Jottacloud is a robust cloud storage service designed to meet the needs of individuals and businesses seeking secure and reliable data management. Hosted in EU data centers, Jottacloud ensures compliance with GDPR regulations, offering peace of mind regarding data privacy and security. With end-to-end encryption, your files remain confidential and protected from unauthorized access. Key features include automatic photo backup, cross-platform synchronization, and version history for seamless file recovery. Jottacloud supports unlimited file size uploads, making it ideal for users with large data storage needs. Secure sharing with password protection further enhances data safety. Jottacloud is perfect for privacy-conscious individuals, photographers, and businesses that prioritize data sovereignty and security. While specific pricing details are available on their website, Jottacloud offers various plans to suit different storage needs, ensuring flexibility and affordability. By choosing Jottacloud, users benefit from the assurance of EU-hosted data centers, which uphold strict data handling standards.

Proton Pass logo
Proton Pass🇨🇭

Stay secure and save time with Proton Pass, designed to help you store important files securely and easily while organizing your digital life. It supports features like email aliases and integrated 2FA for enhanced security.

Ecosia logo
Ecosia🇩🇪

Ecosia is a European search engine that transforms your web searches into environmental action.

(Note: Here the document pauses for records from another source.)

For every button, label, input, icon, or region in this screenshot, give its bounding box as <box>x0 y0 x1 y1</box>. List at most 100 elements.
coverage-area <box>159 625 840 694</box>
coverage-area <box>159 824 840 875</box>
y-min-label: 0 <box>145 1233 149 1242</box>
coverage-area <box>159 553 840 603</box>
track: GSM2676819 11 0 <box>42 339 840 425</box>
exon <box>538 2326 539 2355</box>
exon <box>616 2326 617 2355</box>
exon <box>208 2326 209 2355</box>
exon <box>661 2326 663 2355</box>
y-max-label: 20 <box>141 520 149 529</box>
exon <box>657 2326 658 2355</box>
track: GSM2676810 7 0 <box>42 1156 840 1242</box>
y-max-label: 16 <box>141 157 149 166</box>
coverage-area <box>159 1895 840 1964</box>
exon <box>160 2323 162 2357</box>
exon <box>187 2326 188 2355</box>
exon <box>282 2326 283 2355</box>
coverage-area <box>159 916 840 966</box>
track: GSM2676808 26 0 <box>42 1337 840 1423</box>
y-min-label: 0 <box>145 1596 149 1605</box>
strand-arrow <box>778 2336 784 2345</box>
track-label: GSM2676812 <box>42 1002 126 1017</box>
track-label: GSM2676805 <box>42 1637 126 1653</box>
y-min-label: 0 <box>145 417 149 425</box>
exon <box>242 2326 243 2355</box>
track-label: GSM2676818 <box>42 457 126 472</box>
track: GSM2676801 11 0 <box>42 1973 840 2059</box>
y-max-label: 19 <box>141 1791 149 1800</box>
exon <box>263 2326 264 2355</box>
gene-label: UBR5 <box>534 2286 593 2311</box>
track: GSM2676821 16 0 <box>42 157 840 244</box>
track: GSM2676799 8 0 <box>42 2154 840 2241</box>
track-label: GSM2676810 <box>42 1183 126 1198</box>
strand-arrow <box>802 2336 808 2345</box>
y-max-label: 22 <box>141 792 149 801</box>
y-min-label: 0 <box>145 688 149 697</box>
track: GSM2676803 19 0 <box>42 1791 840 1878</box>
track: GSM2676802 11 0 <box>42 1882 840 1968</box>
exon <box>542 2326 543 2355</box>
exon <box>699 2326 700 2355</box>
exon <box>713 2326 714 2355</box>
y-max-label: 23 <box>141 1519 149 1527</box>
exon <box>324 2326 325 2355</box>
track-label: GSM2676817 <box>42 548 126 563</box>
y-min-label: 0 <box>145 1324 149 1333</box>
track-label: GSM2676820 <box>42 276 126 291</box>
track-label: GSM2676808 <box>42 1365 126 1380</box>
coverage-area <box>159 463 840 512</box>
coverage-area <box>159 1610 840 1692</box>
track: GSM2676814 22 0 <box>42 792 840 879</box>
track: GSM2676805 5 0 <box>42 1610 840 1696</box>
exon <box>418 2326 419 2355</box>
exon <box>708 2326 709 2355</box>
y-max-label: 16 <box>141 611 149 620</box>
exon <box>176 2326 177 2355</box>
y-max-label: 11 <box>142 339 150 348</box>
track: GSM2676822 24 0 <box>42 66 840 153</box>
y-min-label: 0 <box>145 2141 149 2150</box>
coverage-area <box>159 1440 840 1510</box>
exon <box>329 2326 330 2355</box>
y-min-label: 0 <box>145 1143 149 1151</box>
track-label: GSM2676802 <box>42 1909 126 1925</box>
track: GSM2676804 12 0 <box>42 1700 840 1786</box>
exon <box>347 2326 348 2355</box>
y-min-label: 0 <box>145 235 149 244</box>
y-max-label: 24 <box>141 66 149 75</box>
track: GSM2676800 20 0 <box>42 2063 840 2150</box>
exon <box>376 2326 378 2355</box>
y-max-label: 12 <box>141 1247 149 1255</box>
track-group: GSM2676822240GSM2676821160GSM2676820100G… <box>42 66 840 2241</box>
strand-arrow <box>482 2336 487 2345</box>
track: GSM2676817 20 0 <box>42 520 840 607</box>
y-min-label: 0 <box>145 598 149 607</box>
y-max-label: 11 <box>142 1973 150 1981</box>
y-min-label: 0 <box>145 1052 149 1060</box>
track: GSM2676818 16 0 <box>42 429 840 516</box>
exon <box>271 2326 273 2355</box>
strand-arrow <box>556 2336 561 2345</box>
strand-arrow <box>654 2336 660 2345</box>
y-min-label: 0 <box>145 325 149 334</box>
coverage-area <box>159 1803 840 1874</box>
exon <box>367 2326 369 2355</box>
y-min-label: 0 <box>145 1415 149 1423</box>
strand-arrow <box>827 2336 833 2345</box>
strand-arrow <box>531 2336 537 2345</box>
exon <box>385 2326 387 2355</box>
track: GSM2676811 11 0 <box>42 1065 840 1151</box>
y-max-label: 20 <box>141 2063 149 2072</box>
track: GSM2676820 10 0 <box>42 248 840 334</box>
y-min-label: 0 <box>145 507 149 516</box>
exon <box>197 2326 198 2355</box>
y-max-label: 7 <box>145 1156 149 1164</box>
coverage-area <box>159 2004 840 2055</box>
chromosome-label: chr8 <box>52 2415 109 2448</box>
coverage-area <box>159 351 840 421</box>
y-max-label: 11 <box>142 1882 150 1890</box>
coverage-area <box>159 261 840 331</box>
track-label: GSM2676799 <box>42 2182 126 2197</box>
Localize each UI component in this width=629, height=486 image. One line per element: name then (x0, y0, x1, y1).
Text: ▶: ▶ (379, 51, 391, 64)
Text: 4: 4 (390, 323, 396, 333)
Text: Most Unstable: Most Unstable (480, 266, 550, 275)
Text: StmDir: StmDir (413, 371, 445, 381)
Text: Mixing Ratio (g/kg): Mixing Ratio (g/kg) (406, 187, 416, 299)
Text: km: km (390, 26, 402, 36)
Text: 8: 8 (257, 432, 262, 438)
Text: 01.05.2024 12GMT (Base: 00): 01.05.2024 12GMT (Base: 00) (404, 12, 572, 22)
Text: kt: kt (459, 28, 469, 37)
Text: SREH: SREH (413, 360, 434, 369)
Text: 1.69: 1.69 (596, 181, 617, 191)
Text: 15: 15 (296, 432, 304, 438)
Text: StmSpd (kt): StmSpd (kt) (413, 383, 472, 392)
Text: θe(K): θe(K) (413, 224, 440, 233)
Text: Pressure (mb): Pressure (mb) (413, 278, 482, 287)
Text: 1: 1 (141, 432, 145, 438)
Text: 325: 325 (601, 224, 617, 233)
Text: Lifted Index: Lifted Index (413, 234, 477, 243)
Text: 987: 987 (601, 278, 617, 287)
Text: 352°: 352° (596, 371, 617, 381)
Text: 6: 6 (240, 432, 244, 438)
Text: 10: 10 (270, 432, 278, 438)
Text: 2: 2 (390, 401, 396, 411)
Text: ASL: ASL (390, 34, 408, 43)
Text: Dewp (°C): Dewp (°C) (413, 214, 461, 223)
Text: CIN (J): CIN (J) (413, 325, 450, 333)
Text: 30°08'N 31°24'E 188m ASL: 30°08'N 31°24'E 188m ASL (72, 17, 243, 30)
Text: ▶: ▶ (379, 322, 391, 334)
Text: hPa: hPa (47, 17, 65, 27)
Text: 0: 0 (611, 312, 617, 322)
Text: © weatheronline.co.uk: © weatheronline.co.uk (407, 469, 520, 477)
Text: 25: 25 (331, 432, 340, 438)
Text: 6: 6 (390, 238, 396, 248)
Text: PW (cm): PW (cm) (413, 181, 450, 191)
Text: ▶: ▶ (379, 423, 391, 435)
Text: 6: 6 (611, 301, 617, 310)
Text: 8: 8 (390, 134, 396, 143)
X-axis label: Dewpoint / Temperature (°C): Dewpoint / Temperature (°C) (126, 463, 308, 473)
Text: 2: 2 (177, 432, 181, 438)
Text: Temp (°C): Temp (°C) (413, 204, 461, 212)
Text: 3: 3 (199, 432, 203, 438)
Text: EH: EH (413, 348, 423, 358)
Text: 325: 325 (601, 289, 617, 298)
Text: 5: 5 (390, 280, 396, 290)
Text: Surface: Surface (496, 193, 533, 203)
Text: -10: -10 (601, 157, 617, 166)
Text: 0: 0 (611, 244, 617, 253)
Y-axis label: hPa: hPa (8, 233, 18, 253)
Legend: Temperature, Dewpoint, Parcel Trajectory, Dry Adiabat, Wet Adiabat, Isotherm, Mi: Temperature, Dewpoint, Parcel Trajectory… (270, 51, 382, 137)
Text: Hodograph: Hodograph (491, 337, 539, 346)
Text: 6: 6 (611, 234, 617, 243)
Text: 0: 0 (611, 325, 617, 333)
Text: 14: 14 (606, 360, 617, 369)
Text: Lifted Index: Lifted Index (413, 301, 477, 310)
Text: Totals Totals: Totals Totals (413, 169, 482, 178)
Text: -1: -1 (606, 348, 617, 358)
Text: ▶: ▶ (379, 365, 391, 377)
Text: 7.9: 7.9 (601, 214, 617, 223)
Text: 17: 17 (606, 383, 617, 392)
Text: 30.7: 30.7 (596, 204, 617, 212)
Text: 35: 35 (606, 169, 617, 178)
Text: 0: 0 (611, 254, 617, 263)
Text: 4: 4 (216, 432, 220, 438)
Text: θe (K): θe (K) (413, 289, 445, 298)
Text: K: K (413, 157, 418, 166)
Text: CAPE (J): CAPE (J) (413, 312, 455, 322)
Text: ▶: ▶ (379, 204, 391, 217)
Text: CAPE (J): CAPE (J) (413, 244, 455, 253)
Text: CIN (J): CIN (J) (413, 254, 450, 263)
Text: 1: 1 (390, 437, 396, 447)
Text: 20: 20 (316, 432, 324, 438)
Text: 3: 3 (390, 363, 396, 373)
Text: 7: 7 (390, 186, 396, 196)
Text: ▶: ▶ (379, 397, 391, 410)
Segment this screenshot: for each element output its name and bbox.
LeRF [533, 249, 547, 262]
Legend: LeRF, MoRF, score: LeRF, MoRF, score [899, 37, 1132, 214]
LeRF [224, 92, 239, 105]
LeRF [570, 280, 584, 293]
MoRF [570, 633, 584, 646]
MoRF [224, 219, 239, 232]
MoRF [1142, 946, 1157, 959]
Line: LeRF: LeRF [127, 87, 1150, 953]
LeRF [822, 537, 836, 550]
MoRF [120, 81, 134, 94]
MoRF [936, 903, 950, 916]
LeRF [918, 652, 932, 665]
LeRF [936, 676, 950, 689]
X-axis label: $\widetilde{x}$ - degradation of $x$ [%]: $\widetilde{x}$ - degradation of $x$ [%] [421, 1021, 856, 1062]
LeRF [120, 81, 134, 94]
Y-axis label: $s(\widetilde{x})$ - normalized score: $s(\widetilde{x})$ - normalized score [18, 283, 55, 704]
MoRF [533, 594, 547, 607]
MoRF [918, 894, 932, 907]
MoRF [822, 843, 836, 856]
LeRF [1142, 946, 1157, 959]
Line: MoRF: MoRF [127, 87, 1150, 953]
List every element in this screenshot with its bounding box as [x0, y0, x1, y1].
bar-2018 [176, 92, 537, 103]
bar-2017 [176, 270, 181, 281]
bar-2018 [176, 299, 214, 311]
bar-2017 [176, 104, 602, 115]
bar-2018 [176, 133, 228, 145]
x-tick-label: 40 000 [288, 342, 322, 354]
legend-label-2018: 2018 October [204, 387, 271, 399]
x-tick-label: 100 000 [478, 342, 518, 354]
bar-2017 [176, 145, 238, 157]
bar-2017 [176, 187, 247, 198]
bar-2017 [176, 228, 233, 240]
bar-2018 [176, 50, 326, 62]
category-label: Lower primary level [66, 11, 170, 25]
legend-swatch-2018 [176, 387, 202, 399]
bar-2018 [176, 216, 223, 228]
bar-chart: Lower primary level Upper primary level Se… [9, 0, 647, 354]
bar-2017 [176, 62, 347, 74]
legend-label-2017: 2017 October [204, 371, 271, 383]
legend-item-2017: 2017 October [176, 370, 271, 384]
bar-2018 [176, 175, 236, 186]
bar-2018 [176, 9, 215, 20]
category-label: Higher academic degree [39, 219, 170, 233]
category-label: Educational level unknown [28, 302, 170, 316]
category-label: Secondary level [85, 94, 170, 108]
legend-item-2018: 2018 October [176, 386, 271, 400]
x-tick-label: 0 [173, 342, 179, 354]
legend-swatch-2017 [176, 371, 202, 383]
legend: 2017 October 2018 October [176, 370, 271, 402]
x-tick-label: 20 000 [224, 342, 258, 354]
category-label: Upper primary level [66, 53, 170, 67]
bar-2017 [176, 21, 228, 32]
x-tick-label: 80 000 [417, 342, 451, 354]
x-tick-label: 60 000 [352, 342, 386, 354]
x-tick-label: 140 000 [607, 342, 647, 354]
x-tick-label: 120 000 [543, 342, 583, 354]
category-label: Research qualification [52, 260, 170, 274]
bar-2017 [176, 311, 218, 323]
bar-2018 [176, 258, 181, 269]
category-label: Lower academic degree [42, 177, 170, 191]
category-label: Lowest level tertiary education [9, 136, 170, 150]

By using Ecosia, users contribute to global reforestation efforts, as the company allocates its ad revenue to plant trees worldwide. Ecosia stands out with its commitment to privacy, utilizing EU-hosted data centers and adhering to GDPR standards, ensuring your data is handled with the utmost care and transparency. The search engine is designed for environmentally conscious individuals and organizations seeking a privacy-friendly alternative to mainstream search engines. Ecosia’s operations are carbon-neutral, further emphasizing its dedication to sustainability. The platform provides transparent financial reports, allowing users to see exactly how their searches contribute to environmental projects. Ecosia is free to use, with its revenue model based on ad clicks, which directly fund tree planting initiatives. This makes it an ideal choice for users who prioritize both privacy and environmental impact in their digital activities.

Startpage logo
Startpage🇳🇱

Search and browse the internet without being tracked or targeted. Startpage is the world's most private search engine. Use Startpage to protect your personal data.

Mullvad logo
Mullvad🇸🇪

Free the internet from mass surveillance and censorship. Fight for privacy with Mullvad VPN and Mullvad Browser.